How Uncode helps you
Privacy preferences and consent management can be handled directly from the front end of your site, thanks to banner notifications.
There are convenient fallbacks for all native modules of Uncode connected to external services that send and receive personal data.
You can include and exclude content based on the user's consent. This is convenient if you use extra modules or plugins that send data.
The new WordPress 4.9.6 and WooCommerce 3.4 provide tools that help you meet the GDPR legislation requirements.
Let’s try to understand
When you use a service like Google Fonts, Google Analytics, YouTube, Facebook, or Twitter on your website, some personal data (usually your IP address) is sent to the provider in exchange for the free service offered. This data is then used to create targeted advertisements. Suppose that on your website’s home page, you use a YouTube video as the background for your main header. When this video is watched, some personal data about the viewer is sent to service provider (YouTube). It’s not compliant with the GDPR to simply include the video and communicate to the user that it's possible to disable it. After all, by the time the page loads, YouTube (in this example) has already collected some personal data.
The GDPR stipulates that users will first have to provide approval through consent before any data is processed. Obtaining this consent needs to be of the utmost importance.
Video Background & Lightbox Example
When your visitors watch a video from YouTube, some personal data (such as their IP address) is sent in exchange for the free service offered. If YouTube consent is denied, however, Uncode will use a fallback image. No personal data will be sent until YouTube consent is given by the user.
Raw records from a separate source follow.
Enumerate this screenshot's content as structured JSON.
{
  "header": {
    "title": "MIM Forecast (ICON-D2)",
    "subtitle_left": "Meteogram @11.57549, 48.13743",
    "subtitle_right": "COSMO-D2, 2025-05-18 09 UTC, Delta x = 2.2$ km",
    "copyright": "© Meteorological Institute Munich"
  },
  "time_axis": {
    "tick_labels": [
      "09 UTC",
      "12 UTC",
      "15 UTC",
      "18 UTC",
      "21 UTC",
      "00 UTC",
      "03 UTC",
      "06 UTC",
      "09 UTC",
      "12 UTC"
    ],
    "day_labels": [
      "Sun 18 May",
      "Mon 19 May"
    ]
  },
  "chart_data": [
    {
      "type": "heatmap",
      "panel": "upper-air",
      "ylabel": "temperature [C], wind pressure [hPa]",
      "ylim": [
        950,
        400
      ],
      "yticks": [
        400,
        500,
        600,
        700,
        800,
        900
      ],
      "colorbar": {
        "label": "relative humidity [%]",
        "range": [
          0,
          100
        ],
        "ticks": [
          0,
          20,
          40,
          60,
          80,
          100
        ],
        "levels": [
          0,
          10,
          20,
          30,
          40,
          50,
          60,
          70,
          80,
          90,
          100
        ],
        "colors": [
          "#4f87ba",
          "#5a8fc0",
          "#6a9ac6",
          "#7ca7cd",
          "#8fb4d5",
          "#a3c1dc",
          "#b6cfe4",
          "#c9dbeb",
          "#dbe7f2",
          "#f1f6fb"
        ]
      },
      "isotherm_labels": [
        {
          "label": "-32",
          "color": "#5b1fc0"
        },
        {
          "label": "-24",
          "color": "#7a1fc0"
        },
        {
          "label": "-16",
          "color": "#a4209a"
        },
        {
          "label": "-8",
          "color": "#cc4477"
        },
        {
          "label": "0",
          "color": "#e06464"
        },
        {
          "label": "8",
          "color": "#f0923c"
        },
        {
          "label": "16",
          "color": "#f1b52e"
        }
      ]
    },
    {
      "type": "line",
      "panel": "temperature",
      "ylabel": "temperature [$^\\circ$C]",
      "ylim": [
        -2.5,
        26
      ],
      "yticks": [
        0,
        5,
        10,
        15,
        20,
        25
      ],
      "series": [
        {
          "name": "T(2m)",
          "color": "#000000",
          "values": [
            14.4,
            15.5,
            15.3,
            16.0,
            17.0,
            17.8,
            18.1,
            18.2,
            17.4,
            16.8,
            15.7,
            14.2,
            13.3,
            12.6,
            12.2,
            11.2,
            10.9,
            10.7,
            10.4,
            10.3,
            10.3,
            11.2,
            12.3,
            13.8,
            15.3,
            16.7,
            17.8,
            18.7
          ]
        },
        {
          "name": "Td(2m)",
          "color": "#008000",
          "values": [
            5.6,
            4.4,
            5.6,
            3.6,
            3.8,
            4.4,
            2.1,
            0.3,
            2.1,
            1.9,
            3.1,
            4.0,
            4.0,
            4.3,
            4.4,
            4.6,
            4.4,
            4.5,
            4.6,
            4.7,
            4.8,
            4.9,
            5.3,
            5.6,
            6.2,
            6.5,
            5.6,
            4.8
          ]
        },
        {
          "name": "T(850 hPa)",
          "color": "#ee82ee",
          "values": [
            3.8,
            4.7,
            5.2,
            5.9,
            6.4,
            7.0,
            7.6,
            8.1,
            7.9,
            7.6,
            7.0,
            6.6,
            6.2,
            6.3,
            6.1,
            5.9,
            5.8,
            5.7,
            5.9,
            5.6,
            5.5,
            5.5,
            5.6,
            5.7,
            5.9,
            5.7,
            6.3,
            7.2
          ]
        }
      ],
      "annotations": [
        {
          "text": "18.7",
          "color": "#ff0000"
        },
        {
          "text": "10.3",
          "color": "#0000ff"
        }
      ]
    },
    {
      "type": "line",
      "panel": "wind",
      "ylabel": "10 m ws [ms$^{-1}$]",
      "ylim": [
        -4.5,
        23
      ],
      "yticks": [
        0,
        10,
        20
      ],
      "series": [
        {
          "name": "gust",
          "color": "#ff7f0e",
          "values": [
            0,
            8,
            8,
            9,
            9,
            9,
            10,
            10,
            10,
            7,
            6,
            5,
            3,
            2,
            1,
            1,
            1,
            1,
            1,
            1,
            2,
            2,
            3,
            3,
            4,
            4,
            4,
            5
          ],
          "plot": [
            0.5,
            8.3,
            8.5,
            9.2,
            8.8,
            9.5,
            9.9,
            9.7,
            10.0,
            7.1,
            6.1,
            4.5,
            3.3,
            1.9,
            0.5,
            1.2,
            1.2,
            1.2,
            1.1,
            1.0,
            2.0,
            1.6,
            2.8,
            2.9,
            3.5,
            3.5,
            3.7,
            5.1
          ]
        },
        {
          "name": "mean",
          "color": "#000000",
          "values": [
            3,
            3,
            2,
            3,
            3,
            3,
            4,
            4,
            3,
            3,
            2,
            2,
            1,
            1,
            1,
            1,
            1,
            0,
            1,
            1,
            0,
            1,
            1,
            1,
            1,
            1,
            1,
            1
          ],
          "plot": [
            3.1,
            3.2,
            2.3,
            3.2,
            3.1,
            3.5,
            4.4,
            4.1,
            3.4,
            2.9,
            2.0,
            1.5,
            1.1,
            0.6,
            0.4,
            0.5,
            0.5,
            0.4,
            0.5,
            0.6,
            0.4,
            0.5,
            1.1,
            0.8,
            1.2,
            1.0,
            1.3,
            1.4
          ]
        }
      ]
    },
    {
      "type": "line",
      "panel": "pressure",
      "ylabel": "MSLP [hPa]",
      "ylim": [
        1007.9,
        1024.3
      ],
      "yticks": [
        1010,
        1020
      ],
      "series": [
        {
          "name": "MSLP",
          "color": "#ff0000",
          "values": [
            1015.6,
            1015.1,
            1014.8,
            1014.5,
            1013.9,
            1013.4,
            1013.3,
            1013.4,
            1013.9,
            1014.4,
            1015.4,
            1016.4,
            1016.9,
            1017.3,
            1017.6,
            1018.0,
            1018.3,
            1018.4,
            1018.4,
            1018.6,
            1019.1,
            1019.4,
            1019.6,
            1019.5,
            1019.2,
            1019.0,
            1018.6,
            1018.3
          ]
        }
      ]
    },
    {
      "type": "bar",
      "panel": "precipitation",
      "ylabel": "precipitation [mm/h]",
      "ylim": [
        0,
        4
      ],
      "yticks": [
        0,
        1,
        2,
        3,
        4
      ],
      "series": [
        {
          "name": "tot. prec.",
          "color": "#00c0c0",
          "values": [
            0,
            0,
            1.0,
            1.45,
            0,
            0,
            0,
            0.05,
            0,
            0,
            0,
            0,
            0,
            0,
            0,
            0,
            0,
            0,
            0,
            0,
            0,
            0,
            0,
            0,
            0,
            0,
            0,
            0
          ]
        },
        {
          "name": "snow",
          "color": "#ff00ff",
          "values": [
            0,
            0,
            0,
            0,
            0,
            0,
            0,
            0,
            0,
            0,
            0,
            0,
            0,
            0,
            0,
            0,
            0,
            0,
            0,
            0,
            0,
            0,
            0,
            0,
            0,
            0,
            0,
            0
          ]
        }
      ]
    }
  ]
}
When your visitors watch a video from Vimeo, some personal data (such as their IP address) is sent in exchange for the free service offered. If Vimeo consent is denied, however, Uncode will use a fallback message. No personal data will be sent until Vimeo consent is given by the user.
“ ‘Personal data’ means any information relating to an identified or identifiable natural person (data subject); an identifiable person is one who can be identified, directly or indirectly, in particular by reference to an identifier such as a name, an identification number, location data, online identifier or to one or more factors specific to the physical, physiological, genetic, mental, economic, cultural or social identity of that person ”. Definitely the GDPR states that IP addresses should be considered personal data as it enters the scope of ‘online identifiers’.
When you use a Spotify or SoundCloud audio, some personal data (such as their IP address) is sent in exchange for the free service offered. If these consent are denied, however, Uncode will use a fallback message. No personal data will be sent until the consents are given by the user.
With the Consent Logic feature, you can include or exclude Visual Composer rows based on each user's consent. This is convenient if you need to include custom elements that send personal data. In this example, if Custom Consent is enabled, a map with geolocation will be displayed.
WordPress 4.9.6 is now available. This is a GDPR privacy and maintenance release.
WooCommerce 3.4 add tools and features to help store owners become GDPR-compliant.
Export & Erase
Just using Uncode does not guarantee that an organization is successfully meeting its responsibilities and obligations to the GDPR. This page is a brief introduction of the GDPR, and presents some of the specific features of Uncode that can help you comply with the regulation. Organizations should assess their unique responsibilities, and ensure that any additional measures are taken that are necessary to meet any obligations required by law, as based on a data protection impact assessment.